The Washington State Senate Ways and Means Committee met in executive session April 8 and voted to send more than 30 bills to the Rules Committee with due-pass recommendations, while debating and disposing of a number of committee amendments.
The most contested item was engrossed second substitute House Bill 1213, which would expand the state Paid Family and Medical Leave (PFML) program and extend job-protection and health-coverage rules to employees at smaller employers. Committee staff told members the Employment Security Department projects higher PFML uptake and an estimated four-year fiscal effect including $7.2 million in administrative costs, $81 million in small-business assistance grants, $251 million in benefits and $103 million in additional fund revenue.

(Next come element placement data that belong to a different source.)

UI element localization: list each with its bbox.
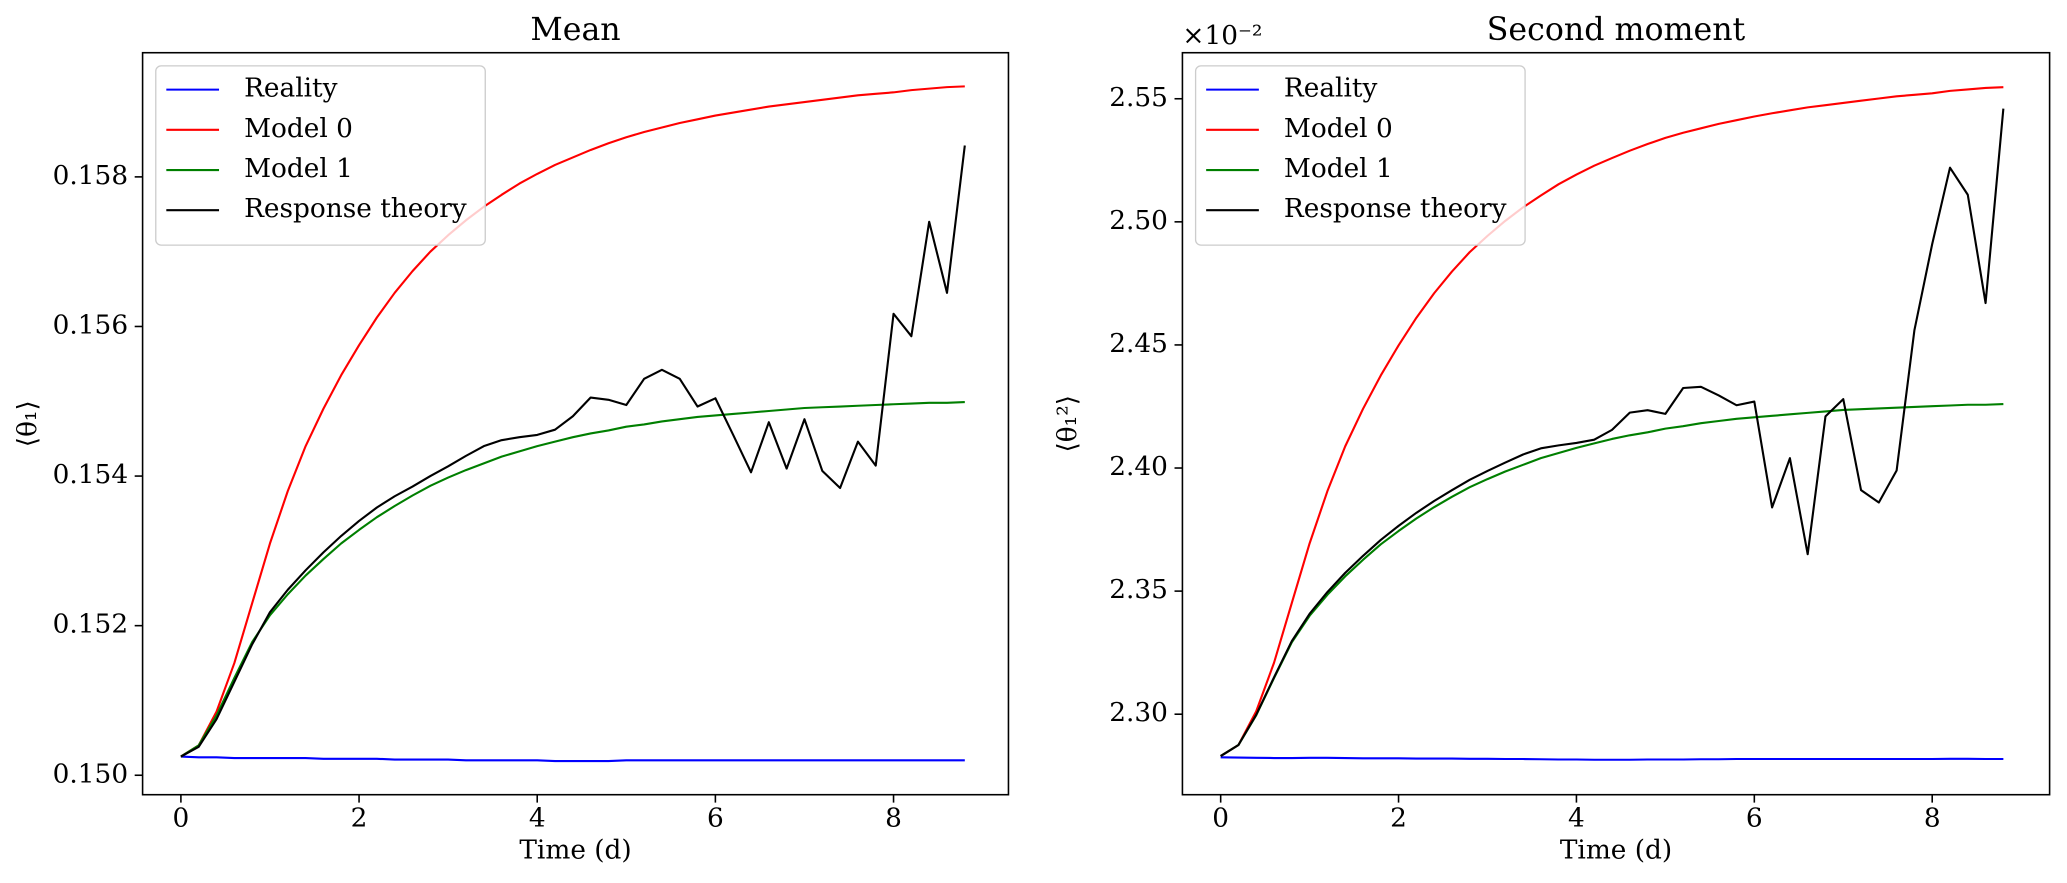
- x-tick-label: 6: [707, 804, 724, 834]
- y-axis-label: ⟨θ₁⟩: [13, 400, 43, 447]
- chart-title: Second moment: [1487, 12, 1746, 48]
- legend-label: Reality: [244, 74, 338, 104]
- x-tick-label: 8: [885, 804, 902, 834]
- x-tick-label: 6: [1746, 804, 1763, 834]
- x-tick-label: 4: [529, 804, 546, 834]
- x-tick-label: 0: [1212, 804, 1229, 834]
- y-tick-label: 0.150: [53, 759, 128, 789]
- data-line: [180, 755, 965, 763]
- legend-label: Response theory: [244, 194, 467, 224]
- legend-box: [155, 65, 486, 246]
- y-tick-label: 0.156: [53, 310, 128, 340]
- data-line: [180, 400, 965, 758]
- chart-title: Mean: [530, 12, 620, 48]
- legend: Reality Model 0 Model 1 Response theory: [155, 65, 486, 246]
- legend-label: Response theory: [1284, 194, 1507, 224]
- x-tick-label: 4: [1568, 804, 1585, 834]
- x-tick-label: 8: [1924, 804, 1941, 834]
- legend-label: Model 1: [1284, 154, 1393, 184]
- legend-label: Model 1: [244, 154, 353, 184]
- y-tick-label: 2.30: [1109, 698, 1168, 728]
- subplot: Second moment ×10⁻² 0 2 4 6 8 2.30 2.35 2.40 2.45 2…: [1053, 12, 2051, 865]
- x-tick-label: 0: [173, 804, 190, 834]
- data-line: [1220, 402, 2004, 757]
- subplot: Mean 0 2 4 6 8 0.150 0.152 0.154 0.156 0.158 Time (…: [13, 12, 1010, 865]
- data-line: [1220, 86, 2004, 757]
- x-axis-label: Time (d): [1560, 835, 1672, 865]
- y-tick-label: 2.40: [1109, 452, 1168, 482]
- y-axis-label: ⟨θ₁²⟩: [1053, 395, 1083, 453]
- y-tick-label: 2.35: [1109, 575, 1168, 605]
- axes-frame: [1181, 51, 2051, 796]
- y-tick-label: 2.50: [1109, 206, 1168, 236]
- legend-label: Reality: [1284, 74, 1378, 104]
- y-tick-label: 0.152: [53, 610, 128, 640]
- data-line: [1220, 756, 2004, 761]
- y-tick-label: 2.55: [1109, 83, 1168, 113]
- x-tick-label: 2: [351, 804, 368, 834]
- x-tick-label: 2: [1390, 804, 1407, 834]
- legend-label: Model 0: [1284, 114, 1393, 144]
- y-offset-label: ×10⁻²: [1182, 21, 1262, 51]
- axes-frame: [141, 51, 1010, 796]
- x-axis-label: Time (d): [519, 835, 631, 865]
- y-tick-label: 0.154: [53, 460, 128, 490]
- data-line: [180, 145, 966, 758]
- y-tick-label: 2.45: [1109, 329, 1168, 359]
- legend: Reality Model 0 Model 1 Response theory: [1194, 65, 1526, 246]
- data-line: [180, 85, 965, 758]
- data-line: [1220, 108, 2005, 757]
- legend-label: Model 0: [244, 114, 353, 144]
- y-tick-label: 0.158: [53, 161, 128, 191]
- legend-box: [1194, 65, 1526, 246]
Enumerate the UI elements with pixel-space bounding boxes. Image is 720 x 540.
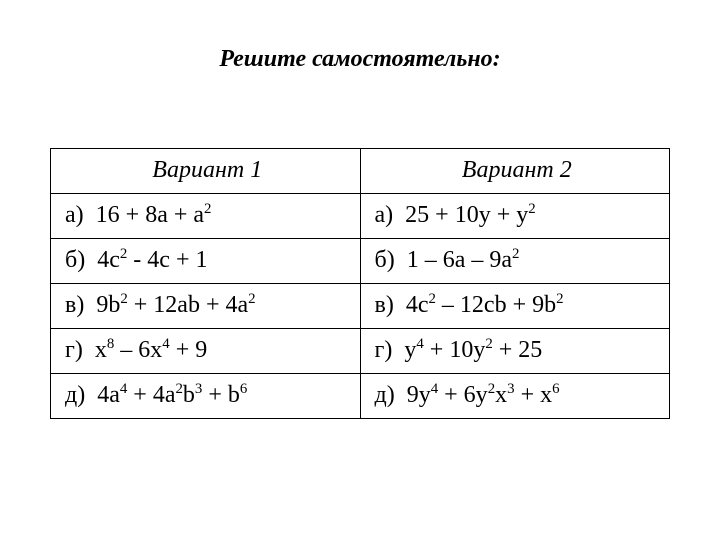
label: б) (375, 247, 395, 273)
table-row: б) 4c2 - 4c + 1 б) 1 – 6a – 9a2 (51, 239, 670, 284)
expr: 16 + 8a + a2 (96, 202, 212, 228)
expr: 9y4 + 6y2x3 + x6 (407, 382, 560, 408)
label: в) (65, 292, 84, 318)
col2-header: Вариант 2 (360, 149, 670, 194)
expr: 9b2 + 12ab + 4a2 (96, 292, 255, 318)
label: д) (375, 382, 395, 408)
exercise-table-wrap: Вариант 1 Вариант 2 а) 16 + 8a + a2 а) 2… (50, 148, 670, 419)
cell-v1-a: а) 16 + 8a + a2 (51, 194, 361, 239)
table-row: а) 16 + 8a + a2 а) 25 + 10y + y2 (51, 194, 670, 239)
expr: x8 – 6x4 + 9 (95, 337, 207, 363)
cell-v1-b: б) 4c2 - 4c + 1 (51, 239, 361, 284)
cell-v2-d: д) 9y4 + 6y2x3 + x6 (360, 374, 670, 419)
label: а) (375, 202, 394, 228)
expr: 4c2 – 12cb + 9b2 (406, 292, 564, 318)
cell-v2-v: в) 4c2 – 12cb + 9b2 (360, 284, 670, 329)
table-row: г) x8 – 6x4 + 9 г) y4 + 10y2 + 25 (51, 329, 670, 374)
expr: 1 – 6a – 9a2 (407, 247, 520, 273)
cell-v2-g: г) y4 + 10y2 + 25 (360, 329, 670, 374)
label: г) (375, 337, 393, 363)
label: б) (65, 247, 85, 273)
cell-v1-v: в) 9b2 + 12ab + 4a2 (51, 284, 361, 329)
table-row: д) 4a4 + 4a2b3 + b6 д) 9y4 + 6y2x3 + x6 (51, 374, 670, 419)
expr: 4c2 - 4c + 1 (97, 247, 207, 273)
label: д) (65, 382, 85, 408)
cell-v2-a: а) 25 + 10y + y2 (360, 194, 670, 239)
expr: 25 + 10y + y2 (405, 202, 536, 228)
cell-v2-b: б) 1 – 6a – 9a2 (360, 239, 670, 284)
expr: y4 + 10y2 + 25 (404, 337, 542, 363)
label: в) (375, 292, 394, 318)
cell-v1-d: д) 4a4 + 4a2b3 + b6 (51, 374, 361, 419)
table-row: в) 9b2 + 12ab + 4a2 в) 4c2 – 12cb + 9b2 (51, 284, 670, 329)
exercise-table: Вариант 1 Вариант 2 а) 16 + 8a + a2 а) 2… (50, 148, 670, 419)
page-title: Решите самостоятельно: (0, 0, 720, 73)
col1-header: Вариант 1 (51, 149, 361, 194)
table-header-row: Вариант 1 Вариант 2 (51, 149, 670, 194)
label: г) (65, 337, 83, 363)
expr: 4a4 + 4a2b3 + b6 (97, 382, 247, 408)
cell-v1-g: г) x8 – 6x4 + 9 (51, 329, 361, 374)
label: а) (65, 202, 84, 228)
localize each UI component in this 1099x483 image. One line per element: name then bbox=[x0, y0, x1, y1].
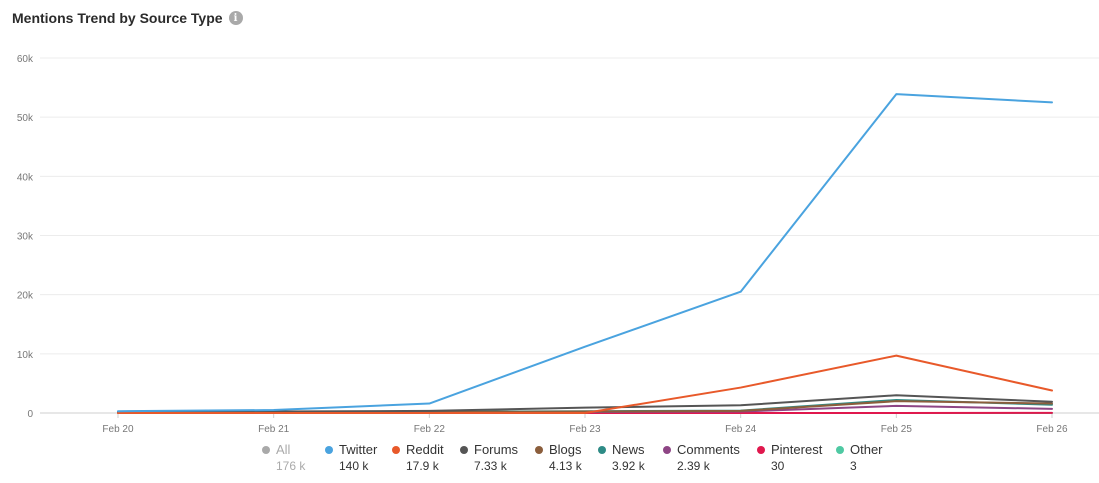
legend-item-twitter[interactable]: Twitter 140 k bbox=[325, 442, 377, 473]
x-tick-label: Feb 24 bbox=[725, 424, 757, 435]
legend-count: 17.9 k bbox=[406, 459, 439, 473]
legend-count: 30 bbox=[771, 459, 785, 473]
legend-item-news[interactable]: News 3.92 k bbox=[598, 442, 645, 473]
legend-label: Pinterest bbox=[771, 442, 823, 457]
x-tick-label: Feb 20 bbox=[102, 424, 134, 435]
legend-dot-icon bbox=[262, 445, 270, 454]
legend-label: All bbox=[276, 442, 291, 457]
y-tick-label: 30k bbox=[17, 232, 34, 243]
legend-label: Twitter bbox=[339, 442, 378, 457]
y-tick-label: 10k bbox=[17, 350, 34, 361]
legend-count: 7.33 k bbox=[474, 459, 507, 473]
legend-dot-icon bbox=[836, 445, 844, 454]
legend-dot-icon bbox=[460, 445, 468, 454]
legend-label: Blogs bbox=[549, 442, 582, 457]
legend-dot-icon bbox=[325, 445, 333, 454]
x-tick-label: Feb 25 bbox=[881, 424, 913, 435]
legend-label: Comments bbox=[677, 442, 740, 457]
chart-header: Mentions Trend by Source Type i bbox=[12, 10, 243, 26]
x-tick-label: Feb 21 bbox=[258, 424, 290, 435]
legend-item-blogs[interactable]: Blogs 4.13 k bbox=[535, 442, 582, 473]
legend-label: Reddit bbox=[406, 442, 444, 457]
y-tick-label: 60k bbox=[17, 54, 34, 65]
legend-label: Other bbox=[850, 442, 883, 457]
legend-count: 2.39 k bbox=[677, 459, 710, 473]
y-tick-label: 0 bbox=[27, 409, 33, 420]
series-line-forums bbox=[117, 394, 1053, 413]
legend-dot-icon bbox=[663, 445, 671, 454]
legend-item-reddit[interactable]: Reddit 17.9 k bbox=[392, 442, 444, 473]
legend-dot-icon bbox=[535, 445, 543, 454]
x-tick-label: Feb 22 bbox=[414, 424, 446, 435]
legend-item-comments[interactable]: Comments 2.39 k bbox=[663, 442, 740, 473]
legend-label: News bbox=[612, 442, 645, 457]
series-line-reddit bbox=[117, 354, 1053, 414]
legend-count: 176 k bbox=[276, 459, 306, 473]
x-tick-label: Feb 23 bbox=[569, 424, 601, 435]
y-tick-label: 20k bbox=[17, 291, 34, 302]
legend-count: 3.92 k bbox=[612, 459, 645, 473]
legend-dot-icon bbox=[757, 445, 765, 454]
legend-count: 140 k bbox=[339, 459, 369, 473]
legend-item-forums[interactable]: Forums 7.33 k bbox=[460, 442, 518, 473]
y-tick-label: 50k bbox=[17, 113, 34, 124]
legend-item-all[interactable]: All 176 k bbox=[262, 442, 305, 473]
series-line-twitter bbox=[117, 93, 1053, 413]
x-tick-label: Feb 26 bbox=[1036, 424, 1068, 435]
line-chart: 0 10k 20k 30k 40k 50k 60k Feb 20 Feb 21 Feb 22 Feb… bbox=[17, 54, 1099, 435]
y-tick-label: 40k bbox=[17, 172, 34, 183]
legend-label: Forums bbox=[474, 442, 519, 457]
info-icon[interactable]: i bbox=[228, 11, 243, 25]
legend-count: 4.13 k bbox=[549, 459, 582, 473]
chart-title: Mentions Trend by Source Type bbox=[12, 10, 223, 26]
legend-item-pinterest[interactable]: Pinterest 30 bbox=[757, 442, 822, 473]
legend-count: 3 bbox=[850, 459, 857, 473]
legend-dot-icon bbox=[392, 445, 400, 454]
legend-item-other[interactable]: Other 3 bbox=[836, 442, 883, 473]
legend-dot-icon bbox=[598, 445, 606, 454]
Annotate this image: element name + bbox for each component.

Josh Hammond, staff to the committee, said the bill "is subject to appropriation and therefore has an indeterminate fiscal impact," and added that PFML assistance "is meant to be temporary, but for a minimum of 12 months." The committee adopted amendment 2 (offered by Senator Robinson), which phases in reduced employer-size thresholds (50 to 25 in 2026, 25 to 15 in 2027, and 15 to 8 in 2028) while keeping a 180-day work-history requirement. The committee rejected amendment 3 (offered by Senator Gildan), which would have removed the bill's broad health-coverage expansion and tied health coverage to existing FMLA thresholds.
On child-welfare housing, substitute House Bill 1177 — which would allow the Department of Children, Youth, and Families (DCYF) to provide housing services to some families no longer receiving DCYF child-welfare case services and to serve families on a wait list — received a due-pass recommendation after Senator Gildan withdrew an amendment that would have limited assistance to two years. Gildan told the committee she "originally proposed this because there is no end date" but withdrew the amendment after staff cautioned about potential conflicts with federal program requirements.